Nach dem Tod des Erblassers am 15. März 2013 reichte Frau Erika M1 auf Aufforderung des Amtsgerichts mit einem dort am 6. Mai 2013 eingetroffenen Anschreiben den teilweise abgerissenen Hinterlegungsschein betreffend das notarielle Testament des Notars Z1 Ur.-Nr. /2008 und einen weiteren originalen handschriftlichen Zettel zur Akte, in dem es heißt:
„Mein Heutige Testament!
Donnerstag 09. (folgende Zahlen schwer leserlich) 09.
Iwona J1 erbt nach meinem Ableben Alle meine Ersparten Gelder (DM)
S1/C1 Lübeck
Frau T1 verwaltet es. Alfons P1“
In einer Erbscheinsverhandlung vor dem Generalkonsulat der Bundesrepublik Deutschland in Danzig vom 28. Januar 2014 beantragte die Beteiligte zu 1) die Ausstellung eines Erbscheins nach dem Erblasser, wonach sie Alleinerbin geworden sei.

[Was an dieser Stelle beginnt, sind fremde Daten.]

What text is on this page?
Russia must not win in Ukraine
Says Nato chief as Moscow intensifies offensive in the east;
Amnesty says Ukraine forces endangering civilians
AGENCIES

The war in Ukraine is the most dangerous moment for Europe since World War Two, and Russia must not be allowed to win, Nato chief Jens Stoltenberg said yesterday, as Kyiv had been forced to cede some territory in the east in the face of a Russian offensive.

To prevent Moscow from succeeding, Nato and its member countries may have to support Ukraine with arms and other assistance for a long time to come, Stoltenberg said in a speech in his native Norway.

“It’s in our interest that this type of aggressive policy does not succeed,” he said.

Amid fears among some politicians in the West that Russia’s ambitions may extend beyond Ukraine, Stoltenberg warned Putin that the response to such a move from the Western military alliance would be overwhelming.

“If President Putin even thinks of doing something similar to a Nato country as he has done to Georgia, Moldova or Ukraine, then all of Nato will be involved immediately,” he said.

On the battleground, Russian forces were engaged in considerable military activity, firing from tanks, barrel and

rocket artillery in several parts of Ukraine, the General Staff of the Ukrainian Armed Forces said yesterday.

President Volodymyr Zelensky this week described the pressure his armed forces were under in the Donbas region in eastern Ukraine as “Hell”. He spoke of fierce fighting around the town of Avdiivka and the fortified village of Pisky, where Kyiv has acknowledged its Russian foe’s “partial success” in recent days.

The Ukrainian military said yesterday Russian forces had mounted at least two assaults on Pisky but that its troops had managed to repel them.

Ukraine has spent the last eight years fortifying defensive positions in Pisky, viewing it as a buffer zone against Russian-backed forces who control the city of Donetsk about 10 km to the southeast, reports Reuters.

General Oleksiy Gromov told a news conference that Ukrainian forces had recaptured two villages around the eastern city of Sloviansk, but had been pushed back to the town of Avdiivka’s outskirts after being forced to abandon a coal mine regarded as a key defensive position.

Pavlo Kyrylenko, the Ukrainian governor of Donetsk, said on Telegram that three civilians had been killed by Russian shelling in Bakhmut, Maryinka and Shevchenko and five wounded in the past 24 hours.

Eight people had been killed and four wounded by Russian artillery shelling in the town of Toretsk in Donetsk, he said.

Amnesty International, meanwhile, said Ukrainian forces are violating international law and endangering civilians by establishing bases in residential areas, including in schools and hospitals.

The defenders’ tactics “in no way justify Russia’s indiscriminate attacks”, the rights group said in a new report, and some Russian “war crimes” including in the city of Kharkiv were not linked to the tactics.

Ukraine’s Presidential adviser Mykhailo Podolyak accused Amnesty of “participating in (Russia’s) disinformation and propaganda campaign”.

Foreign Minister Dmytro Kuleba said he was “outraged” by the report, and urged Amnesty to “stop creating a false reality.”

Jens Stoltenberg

Mit Anwaltsschriftsatz vom 18. Februar 2014 meldete sich der Beteiligte zu 2) zur Akte und führte aus, bei dem handschriftlichem Vermerk vom 09.01(oder 02)09. handele es sich - wenn überhaupt um eine letztwillige Verfügung - um ein Vermächtnis von Ersparnissen für die Beteiligte zu 1), nicht aber um eine Erbeinsetzung. Der handschriftliche Vermerk werde indes insgesamt als unwirksam angesehen, weil der Erblasser, wenn der Vermerk denn von ihm stammen würde, nicht orientiert gewesen sei. Weder der 09.01.2009 noch der 09.02.2009 seien ein Donnerstag gewesen. Soweit er der Beteiligten zu 1) lediglich seine ersparten Gelder vermacht und dahinter auch noch „DM“ gesetzt habe, sei unklar, um was für Beträge es sich handele. Es müsste bestritten werden, dass der Erblasser überhaupt testierfähig gewesen sei. Er habe unter erheblichem Medikamenten- und Alkoholeinfluss gestanden.
Der Beteiligte zu 3) meldete sich ebenfalls zur Akte und teilte unter dem 1. März 2014 mit, der Beteiligte zu 1) gehe es nur um das Geld.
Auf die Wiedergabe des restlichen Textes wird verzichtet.